À l’occasion de l’Assemblée générale de l’ONU, plus de 200 chercheurs, prix Nobel et figures de la tech appellent les États à s’accorder d’ici 2026 sur des lignes infranchissables pour l’IA. Une nouvelle tentative de régulation internationale, dans un contexte où le discours pro-innovation prend de l’ampleur.Ils sont de retour. Les inquiets de l’intelligence artificielle signent un appel à fixer des lignes à ne pas franchir au niveau international. « L’intelligence artificielle (IA) recèle un potentiel immense pour le progrès humain, mais sa trajectoire actuelle présente des dangers sans précédent. (...) Nous exhortons les gouvernements à parvenir à un accord politique international sur des lignes rouges pour l’IA — en veillant à ce qu’elles soient opérationnelles, avec des mécanismes d’application robustes — d’ici la fin de l’année 2026 », écrivent les auteurs de cette déclaration publié à l’occasion de la 80ᵉ assemblée générale des Nations unies.
Beau casting de signataires
Le casting impressionne. Parmi les 200 signataires, on retrouve les habituels “pères fondateurs” de l’IA devenus sceptiques comme les pionniers du deep learning Yoshua Bengio et Geoffrey Hinton ou le mathématicien Stuart Russell. Mais aussi des personnalités moins habituées à ce genre d’appel alarmiste : le prix Nobel d’économie Daron Acemoglu, la journaliste phillipine Maria Ressa (Prix Nobel de la paix), Jennifer Doudna, prix Nobel de chimie 2020 et inventrice de la technologie CRISPR, ou la chercheuse américaine Kate Crawford, reconnue pour ses travaux sur l’impact environnemental et géographique de l’IA.
Une dizaine de salariés de Google sont aussi signataires, ainsi que quelques salariés d’OpenAI, le créateur de ChatGPT, et d’Anthropic, son principal rival.
Changement de ton
Le ton est légèrement moins catastrophiste que de précédentes tribunes sur le sujet, notamment la lettre signée en mars 2023 par Elon Musk, Steve Wozniak et d’autres grands noms de la tech, appelant à une pause immédiate de six mois du développement de l’IA.

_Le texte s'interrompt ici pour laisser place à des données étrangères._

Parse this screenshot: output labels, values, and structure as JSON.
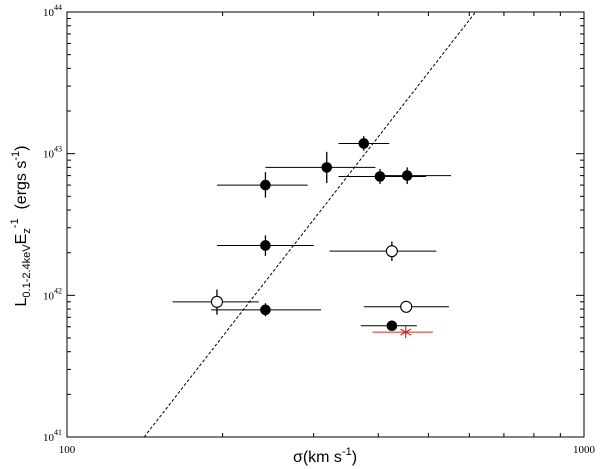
{
  "chart_data": {
    "type": "scatter",
    "x_scale": "log",
    "y_scale": "log",
    "xlim": [
      100,
      1000
    ],
    "ylim": [
      1e+41,
      1e+44
    ],
    "x_ticks": [
      {
        "value": 100,
        "label": "100"
      },
      {
        "value": 1000,
        "label": "1000"
      }
    ],
    "y_ticks": [
      {
        "value": 1e+41,
        "base": "10",
        "exp": "41"
      },
      {
        "value": 1e+42,
        "base": "10",
        "exp": "42"
      },
      {
        "value": 1e+43,
        "base": "10",
        "exp": "43"
      },
      {
        "value": 1e+44,
        "base": "10",
        "exp": "44"
      }
    ],
    "xlabel": {
      "main": "σ(km s",
      "sup": "-1",
      "close": ")"
    },
    "ylabel": {
      "l": "L",
      "lsub": "0.1-2.4keV",
      "e": "E",
      "esub": "z",
      "esup": "-1",
      "units": "  (ergs s",
      "usup": "-1",
      "uclose": ")"
    },
    "grid": false,
    "series": [
      {
        "marker": "filled-circle",
        "color": "#000000",
        "points": [
          {
            "x": 375,
            "y": 1.18e+43,
            "xerr": [
              335,
              420
            ],
            "yerr": [
              1.05e+43,
              1.33e+43
            ]
          },
          {
            "x": 318,
            "y": 8e+42,
            "xerr": [
              242,
              395
            ],
            "yerr": [
              6.2e+42,
              1.03e+43
            ]
          },
          {
            "x": 403,
            "y": 6.9e+42,
            "xerr": [
              335,
              495
            ],
            "yerr": [
              6.1e+42,
              7.8e+42
            ]
          },
          {
            "x": 455,
            "y": 7e+42,
            "xerr": [
              410,
              553
            ],
            "yerr": [
              6.1e+42,
              8e+42
            ]
          },
          {
            "x": 242,
            "y": 6e+42,
            "xerr": [
              195,
              292
            ],
            "yerr": [
              4.9e+42,
              7.4e+42
            ]
          },
          {
            "x": 242,
            "y": 2.25e+42,
            "xerr": [
              195,
              300
            ],
            "yerr": [
              1.9e+42,
              2.65e+42
            ]
          },
          {
            "x": 242,
            "y": 7.9e+41,
            "xerr": [
              190,
              310
            ],
            "yerr": [
              7.1e+41,
              8.8e+41
            ]
          },
          {
            "x": 425,
            "y": 6.1e+41,
            "xerr": [
              370,
              475
            ]
          }
        ]
      },
      {
        "marker": "open-circle",
        "color": "#000000",
        "points": [
          {
            "x": 195,
            "y": 9e+41,
            "xerr": [
              160,
              235
            ],
            "yerr": [
              7.3e+41,
              1.1e+42
            ]
          },
          {
            "x": 425,
            "y": 2.05e+42,
            "xerr": [
              322,
              518
            ],
            "yerr": [
              1.75e+42,
              2.4e+42
            ]
          },
          {
            "x": 453,
            "y": 8.3e+41,
            "xerr": [
              375,
              548
            ]
          }
        ]
      },
      {
        "marker": "asterisk",
        "color": "#e02020",
        "points": [
          {
            "x": 452,
            "y": 5.5e+41,
            "xerr": [
              390,
              510
            ]
          }
        ]
      }
    ],
    "fit_line": {
      "style": "dashed",
      "color": "#000000",
      "points": [
        [
          141,
          1e+41
        ],
        [
          617,
          1e+44
        ]
      ]
    }
  }
}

Dans ce nouvel appel, pas d’exigence d’action radicale ni de mention des “risques existentiels” de l’intelligence artificielle, et de la fin de l’humanité. Les auteurs écrivent tout de même que l’« IA pourrait bientôt dépasser de loin les capacités humaines et exacerber des risques tels que le développement de pandémies, la manipulation des individus, y compris des enfants, la désinformation à grande échelle, les menaces pour la sécurité nationale et internationale, le chômage de masse et les violations systématiques des droits humains ». Le communiqué de presse évoque également des risques plus lointains comme « le clonage humain » ou « l’élaboration d’armes biochimiques ».